Thursday, April 17, 2003
Calgary's News & Entertainment Weekly
FFWD Weekly
FILM
by Stephen Notley
Young red love
Gentle look at life under Mao
REVIEW
BALZAC AND THE LITTLE CHINESE SEAMSTRESS
Starring Xun Zhou, Kun Chen and Ye Liu
Co-written and directed by Sijie Dai
Opens Friday, April 18
Plaza Theatre

Balzac and the Little Chinese Seamstress is an idyllic movie, which is odd considering that it’s about life at a Cultural Revolution re-education camp in early 1970s China. But if you’re 19-year-old Ma (Ye Liu) or Luo (Kun Chen), you couldn’t end up in a more gorgeous isolated mountaintop village (filled with cute girls) to get the bourgeois intellectualism worked out of you.

Yes, Ma and Luo are here to work, and it’s pretty nasty work – clinking through claustrophobic coal mines or carrying sloshy buckets of liquid shit up hundreds of steps to fertilize the crops.

But overall, it’s a pretty benign picture of the Cultural Revolution. We see the head of the village burning some cookbooks on the grounds that proletarian peanuts shouldn’t mix with bourgeois chicken – and, of course, literature is banned. But Ma and Luo seem game enough to go accept their situation, particularly when they meet the precious Little Seamstress (Xun Zhou), the cute daughter of the Old Tailor (Zhijun Cong).

As it turns out, uneducated village communists are no match for wily bourgeois sneakiness. The guys nick some four-eyed geek’s suitcase full of forbidden books – and this is where the title’s Balzac reference comes in.

Not that Balzac is presented as all that incredibly powerful and revolutionary (or counter-revolutionary, I suppose). Mostly Ma and Luo use it to impress Little Seamstress with Balzac-isms like "a woman’s beauty is a priceless treasure."

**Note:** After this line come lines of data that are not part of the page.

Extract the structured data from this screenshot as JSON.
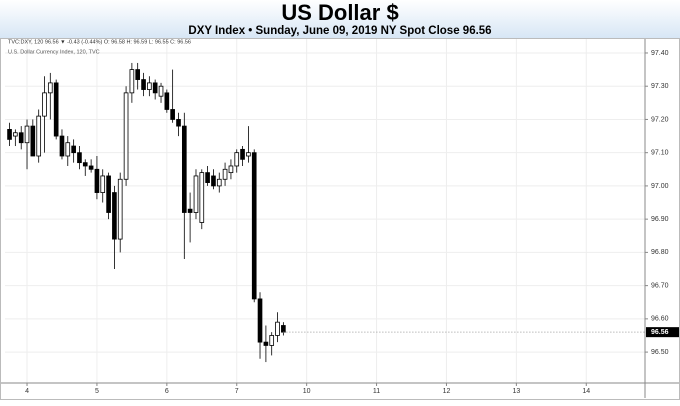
{
  "chart_data": {
    "type": "candlestick",
    "title": "US Dollar $",
    "subtitle": "DXY Index • Sunday, June 09, 2019 NY Spot Close 96.56",
    "legend_text": "TVC:DXY, 120  96.56 ▼ -0.43 (-0.44%)  O: 96.58  H: 96.59  L: 96.55  C: 96.56",
    "source": "U.S. Dollar Currency Index, 120, TVC",
    "x": [
      -0.25,
      -0.167,
      -0.083,
      0,
      0.083,
      0.167,
      0.25,
      0.333,
      0.417,
      0.5,
      0.583,
      0.667,
      0.75,
      0.833,
      0.917,
      1,
      1.083,
      1.167,
      1.25,
      1.333,
      1.417,
      1.5,
      1.583,
      1.667,
      1.75,
      1.833,
      1.917,
      2,
      2.083,
      2.167,
      2.25,
      2.333,
      2.417,
      2.5,
      2.583,
      2.667,
      2.75,
      2.833,
      2.917,
      3,
      3.083,
      3.167,
      3.25,
      3.333,
      3.417,
      3.5,
      3.583,
      3.667
    ],
    "open": [
      97.17,
      97.15,
      97.16,
      97.13,
      97.18,
      97.09,
      97.21,
      97.28,
      97.31,
      97.15,
      97.09,
      97.12,
      97.1,
      97.07,
      97.06,
      97.05,
      96.98,
      97.03,
      96.98,
      96.84,
      97.02,
      97.28,
      97.35,
      97.32,
      97.29,
      97.31,
      97.27,
      97.28,
      97.23,
      97.2,
      97.18,
      96.93,
      96.92,
      96.89,
      97.04,
      97.03,
      97.0,
      97.02,
      97.04,
      97.06,
      97.11,
      97.09,
      97.1,
      96.66,
      96.53,
      96.52,
      96.55,
      96.58
    ],
    "high": [
      97.19,
      97.17,
      97.18,
      97.2,
      97.2,
      97.23,
      97.33,
      97.34,
      97.32,
      97.17,
      97.15,
      97.14,
      97.12,
      97.08,
      97.08,
      97.09,
      97.05,
      97.04,
      97.0,
      97.04,
      97.3,
      97.37,
      97.37,
      97.34,
      97.33,
      97.32,
      97.31,
      97.29,
      97.35,
      97.22,
      97.22,
      96.98,
      97.05,
      97.05,
      97.06,
      97.05,
      97.04,
      97.07,
      97.08,
      97.11,
      97.12,
      97.18,
      97.11,
      96.68,
      96.58,
      96.56,
      96.62,
      96.59
    ],
    "low": [
      97.12,
      97.12,
      97.11,
      97.05,
      97.09,
      97.07,
      97.1,
      97.2,
      97.14,
      97.08,
      97.06,
      97.07,
      97.05,
      97.03,
      97.04,
      96.96,
      96.95,
      96.9,
      96.75,
      96.8,
      97.0,
      97.25,
      97.29,
      97.27,
      97.27,
      97.26,
      97.25,
      97.22,
      97.19,
      97.15,
      96.78,
      96.83,
      96.9,
      96.87,
      97.0,
      96.99,
      96.98,
      97.0,
      97.02,
      97.04,
      97.06,
      97.07,
      96.65,
      96.48,
      96.47,
      96.49,
      96.53,
      96.55
    ],
    "close": [
      97.14,
      97.16,
      97.13,
      97.18,
      97.09,
      97.21,
      97.28,
      97.31,
      97.15,
      97.09,
      97.13,
      97.1,
      97.07,
      97.06,
      97.05,
      96.98,
      97.03,
      96.92,
      96.84,
      97.02,
      97.28,
      97.35,
      97.32,
      97.29,
      97.31,
      97.28,
      97.3,
      97.23,
      97.2,
      97.18,
      96.92,
      96.92,
      97.03,
      97.04,
      97.01,
      97.0,
      97.02,
      97.05,
      97.06,
      97.1,
      97.08,
      97.1,
      96.66,
      96.53,
      96.52,
      96.55,
      96.59,
      96.56
    ],
    "xlim": [
      -0.315,
      8.84
    ],
    "xticks": [
      {
        "value": 0,
        "label": "4"
      },
      {
        "value": 1,
        "label": "5"
      },
      {
        "value": 2,
        "label": "6"
      },
      {
        "value": 3,
        "label": "7"
      },
      {
        "value": 4,
        "label": "10"
      },
      {
        "value": 5,
        "label": "11"
      },
      {
        "value": 6,
        "label": "12"
      },
      {
        "value": 7,
        "label": "13"
      },
      {
        "value": 8,
        "label": "14"
      }
    ],
    "ylim": [
      96.407,
      97.424
    ],
    "yticks": [
      {
        "value": 96.5,
        "label": "96.50"
      },
      {
        "value": 96.6,
        "label": "96.60"
      },
      {
        "value": 96.7,
        "label": "96.70"
      },
      {
        "value": 96.8,
        "label": "96.80"
      },
      {
        "value": 96.9,
        "label": "96.90"
      },
      {
        "value": 97.0,
        "label": "97.00"
      },
      {
        "value": 97.1,
        "label": "97.10"
      },
      {
        "value": 97.2,
        "label": "97.20"
      },
      {
        "value": 97.3,
        "label": "97.30"
      },
      {
        "value": 97.4,
        "label": "97.40"
      }
    ],
    "grid": true,
    "up_color": "#ffffff",
    "down_color": "#000000"
  }
}
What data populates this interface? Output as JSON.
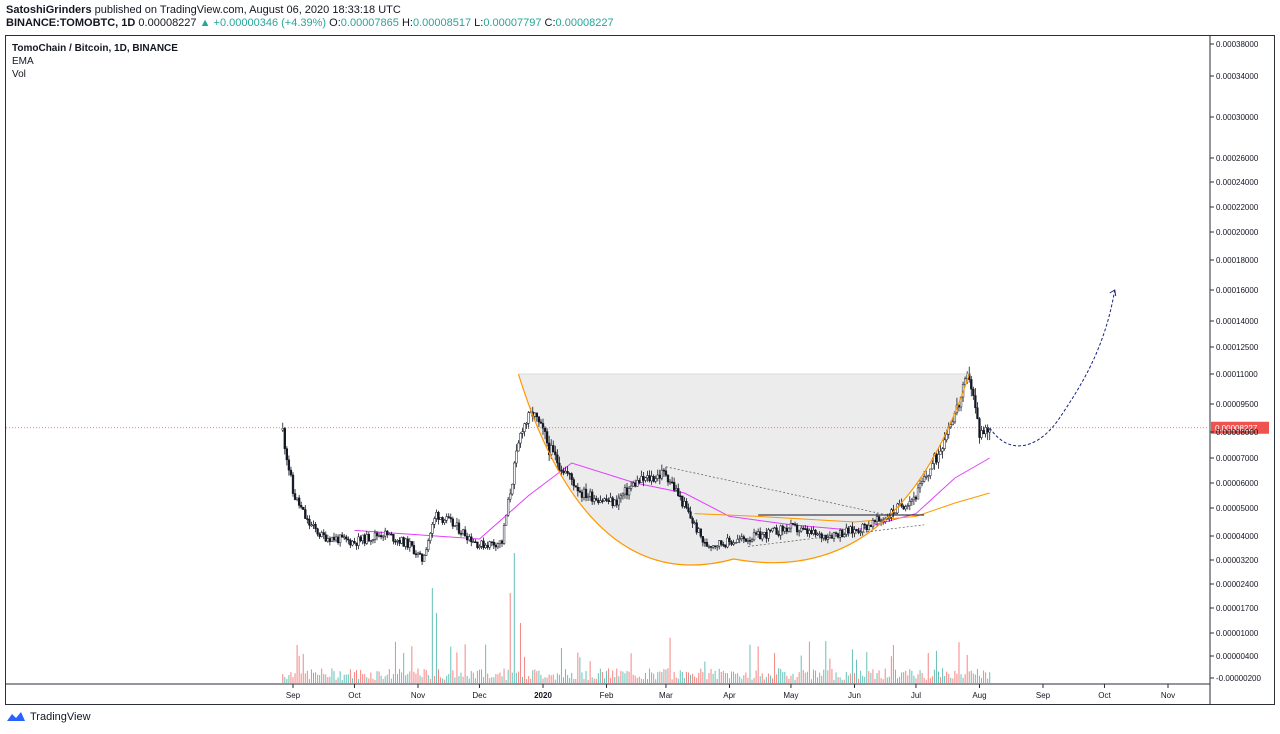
{
  "header": {
    "author": "SatoshiGrinders",
    "published_text": "published on TradingView.com, August 06, 2020 18:33:18 UTC",
    "symbol": "BINANCE:TOMOBTC, 1D",
    "last": "0.00008227",
    "change": "▲ +0.00000346 (+4.39%)",
    "o_label": "O:",
    "o": "0.00007865",
    "h_label": "H:",
    "h": "0.00008517",
    "l_label": "L:",
    "l": "0.00007797",
    "c_label": "C:",
    "c": "0.00008227"
  },
  "legend": {
    "title": "TomoChain / Bitcoin, 1D, BINANCE",
    "ema": "EMA",
    "vol": "Vol"
  },
  "brand": {
    "name": "TradingView"
  },
  "colors": {
    "up": "#26a69a",
    "down": "#ef5350",
    "candle": "#131722",
    "ema_fast": "#e040fb",
    "ema_slow": "#ff9800",
    "cup": "#ff9800",
    "projection": "#1a237e",
    "price_line": "#ef5350",
    "shade": "#ececec"
  },
  "chart_data": {
    "type": "candlestick",
    "symbol": "TOMOBTC",
    "timeframe": "1D",
    "log_scale": true,
    "current_price": 8.227e-05,
    "current_price_label": "0.00008227",
    "y_ticks": [
      "0.00038000",
      "0.00034000",
      "0.00030000",
      "0.00026000",
      "0.00024000",
      "0.00022000",
      "0.00020000",
      "0.00018000",
      "0.00016000",
      "0.00014000",
      "0.00012500",
      "0.00011000",
      "0.00009500",
      "0.00008000",
      "0.00007000",
      "0.00006000",
      "0.00005000",
      "0.00004000",
      "0.00003200",
      "0.00002400",
      "0.00001700",
      "0.00001000",
      "0.00000400",
      "-0.00000200"
    ],
    "x_ticks": [
      "Sep",
      "Oct",
      "Nov",
      "Dec",
      "2020",
      "Feb",
      "Mar",
      "Apr",
      "May",
      "Jun",
      "Jul",
      "Aug",
      "Sep",
      "Oct",
      "Nov"
    ],
    "price_path": [
      [
        "2019-08-27",
        8.1e-05
      ],
      [
        "2019-09-01",
        5.6e-05
      ],
      [
        "2019-09-08",
        4.5e-05
      ],
      [
        "2019-09-15",
        4e-05
      ],
      [
        "2019-10-01",
        3.8e-05
      ],
      [
        "2019-10-15",
        4.1e-05
      ],
      [
        "2019-10-28",
        3.7e-05
      ],
      [
        "2019-11-03",
        3.2e-05
      ],
      [
        "2019-11-10",
        4.8e-05
      ],
      [
        "2019-11-20",
        4.3e-05
      ],
      [
        "2019-12-01",
        3.7e-05
      ],
      [
        "2019-12-12",
        3.8e-05
      ],
      [
        "2019-12-18",
        6.6e-05
      ],
      [
        "2019-12-22",
        8.3e-05
      ],
      [
        "2019-12-27",
        9e-05
      ],
      [
        "2020-01-05",
        7.2e-05
      ],
      [
        "2020-01-20",
        5.6e-05
      ],
      [
        "2020-02-05",
        5.2e-05
      ],
      [
        "2020-02-15",
        6e-05
      ],
      [
        "2020-03-01",
        6.4e-05
      ],
      [
        "2020-03-12",
        4.8e-05
      ],
      [
        "2020-03-20",
        3.7e-05
      ],
      [
        "2020-04-01",
        3.8e-05
      ],
      [
        "2020-04-15",
        4e-05
      ],
      [
        "2020-05-01",
        4.3e-05
      ],
      [
        "2020-05-15",
        4e-05
      ],
      [
        "2020-06-01",
        4.2e-05
      ],
      [
        "2020-06-15",
        4.6e-05
      ],
      [
        "2020-07-01",
        5.5e-05
      ],
      [
        "2020-07-12",
        7.2e-05
      ],
      [
        "2020-07-22",
        9.5e-05
      ],
      [
        "2020-07-27",
        0.00011
      ],
      [
        "2020-08-01",
        8e-05
      ],
      [
        "2020-08-06",
        8.23e-05
      ]
    ],
    "ema_fast": [
      [
        "2019-10-01",
        4.2e-05
      ],
      [
        "2019-12-01",
        3.9e-05
      ],
      [
        "2019-12-25",
        5.5e-05
      ],
      [
        "2020-01-15",
        6.8e-05
      ],
      [
        "2020-02-15",
        6e-05
      ],
      [
        "2020-03-10",
        5.6e-05
      ],
      [
        "2020-04-01",
        4.7e-05
      ],
      [
        "2020-05-01",
        4.4e-05
      ],
      [
        "2020-06-01",
        4.2e-05
      ],
      [
        "2020-07-01",
        4.8e-05
      ],
      [
        "2020-07-20",
        6.2e-05
      ],
      [
        "2020-08-06",
        7e-05
      ]
    ],
    "ema_slow": [
      [
        "2020-03-15",
        4.8e-05
      ],
      [
        "2020-04-15",
        4.7e-05
      ],
      [
        "2020-06-01",
        4.5e-05
      ],
      [
        "2020-07-01",
        4.7e-05
      ],
      [
        "2020-07-20",
        5.2e-05
      ],
      [
        "2020-08-06",
        5.6e-05
      ]
    ],
    "annotations": {
      "cup_rim_price": 0.00011,
      "cup_from": "2019-12-20",
      "cup_to": "2020-07-27",
      "projection_target_price": 0.00016,
      "projection_target_date": "2020-10-06"
    }
  }
}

In keeping with this sentimentality, the movie has the lazy feel of a summer on the farm: most of the scenes seem to be Ma, Luo and Little Seamstress hanging out reading literature or playing the violin. It’s all very light and relaxed. There is a romantic triangle, but desire is mostly left unspoken.

The most disturbing part of the whole film is when Ma returns to the village years later, mere months before it is to vanish into the reservoir of the new mega-gigantic Yangtze Dam. After the soft teenage idyll of Ma’s teen experiences, it’s hard to imagine those little cabins and carved stone steps disappearing forever. But everybody gets older, and countries get older, too – the film makes its point gently, sweetly.

Balzac and the Little Chinese Seamstress is a different kind of teen movie than we usually see around here, but is worth a look.